Incidentally, my reasons for returning to NS are:
- doesn’t contain data within a proprietory database
- easy to index and search - especially pdf files - without having to export them first, using external program (e.g., dtSearch - my favourite)
- offers a rudimentary bibliographic feature
- many ways of saving web-pages, extracts, files, links, etc.
- works well with Firefox
- can make separate notes (stored as htm files) with html editor
- provides for comments and other metadata
- offers keywords (but not virtual folders - so can’t “permanently” organize files on basis of keywords; only gather temporarily when doing a keyword search)
- can easily send file as attachment by email (neat)
- can keep on adding clips to existing snippet
- can “hoist” working folder by zooming in, and de-hoist by zooming out.

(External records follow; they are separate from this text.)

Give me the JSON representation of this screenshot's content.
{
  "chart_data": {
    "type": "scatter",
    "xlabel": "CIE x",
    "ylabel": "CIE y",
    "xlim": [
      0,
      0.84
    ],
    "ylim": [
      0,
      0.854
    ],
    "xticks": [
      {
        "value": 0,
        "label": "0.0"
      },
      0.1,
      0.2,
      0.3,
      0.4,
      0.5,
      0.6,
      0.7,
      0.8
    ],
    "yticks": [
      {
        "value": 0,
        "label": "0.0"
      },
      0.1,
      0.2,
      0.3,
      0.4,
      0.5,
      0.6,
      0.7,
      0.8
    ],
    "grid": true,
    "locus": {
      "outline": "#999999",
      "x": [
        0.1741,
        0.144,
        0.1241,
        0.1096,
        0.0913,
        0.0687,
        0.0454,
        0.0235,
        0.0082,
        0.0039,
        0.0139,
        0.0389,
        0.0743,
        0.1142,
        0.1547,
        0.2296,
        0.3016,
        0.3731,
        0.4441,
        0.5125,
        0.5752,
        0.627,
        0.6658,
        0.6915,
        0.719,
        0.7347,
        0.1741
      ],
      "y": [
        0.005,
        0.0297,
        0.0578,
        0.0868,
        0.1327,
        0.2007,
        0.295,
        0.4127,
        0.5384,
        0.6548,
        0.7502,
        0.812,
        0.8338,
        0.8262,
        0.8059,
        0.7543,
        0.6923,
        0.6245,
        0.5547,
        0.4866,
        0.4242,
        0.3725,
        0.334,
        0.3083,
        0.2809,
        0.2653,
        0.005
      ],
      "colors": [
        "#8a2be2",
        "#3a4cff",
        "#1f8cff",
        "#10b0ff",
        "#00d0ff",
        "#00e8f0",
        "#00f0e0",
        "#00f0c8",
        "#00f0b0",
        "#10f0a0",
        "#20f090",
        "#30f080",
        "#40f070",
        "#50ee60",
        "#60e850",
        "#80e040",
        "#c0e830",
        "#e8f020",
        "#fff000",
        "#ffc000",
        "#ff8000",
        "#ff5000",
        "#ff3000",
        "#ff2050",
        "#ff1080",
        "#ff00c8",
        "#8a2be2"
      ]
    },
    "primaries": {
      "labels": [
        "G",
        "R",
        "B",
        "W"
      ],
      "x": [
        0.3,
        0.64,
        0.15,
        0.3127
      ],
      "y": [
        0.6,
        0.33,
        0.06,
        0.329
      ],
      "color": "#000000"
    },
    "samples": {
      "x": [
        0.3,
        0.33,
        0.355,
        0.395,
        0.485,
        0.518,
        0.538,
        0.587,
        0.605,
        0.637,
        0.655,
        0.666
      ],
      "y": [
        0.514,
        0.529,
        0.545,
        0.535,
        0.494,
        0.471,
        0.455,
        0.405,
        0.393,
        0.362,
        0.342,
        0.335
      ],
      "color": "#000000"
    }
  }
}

Many of the above are also offered by programs like Surfulater and WR, of course. And I like the visual elegance of WR’s three-pane display, and its categories; but getting at its data from third-party programs is just too complicated.
As NS uses the Windows filing system to store files, not only is indexed searching easy, but there is no need to tag files with special URL-type addresses in order to hyperlink them to the outside world. It’s easy, for example, for Zoot to make file-links to them.
Down the line there is promise that these problems of proprietory databases will be solved by Windows desktop search, xml, or whatever. At the moment, though, I am leaning back) towards NS again as the only viable current solution to integrating scattered data. Firefox’s Scrapbook is another potential candidate, too, as it doesn’t use a proprietory database either.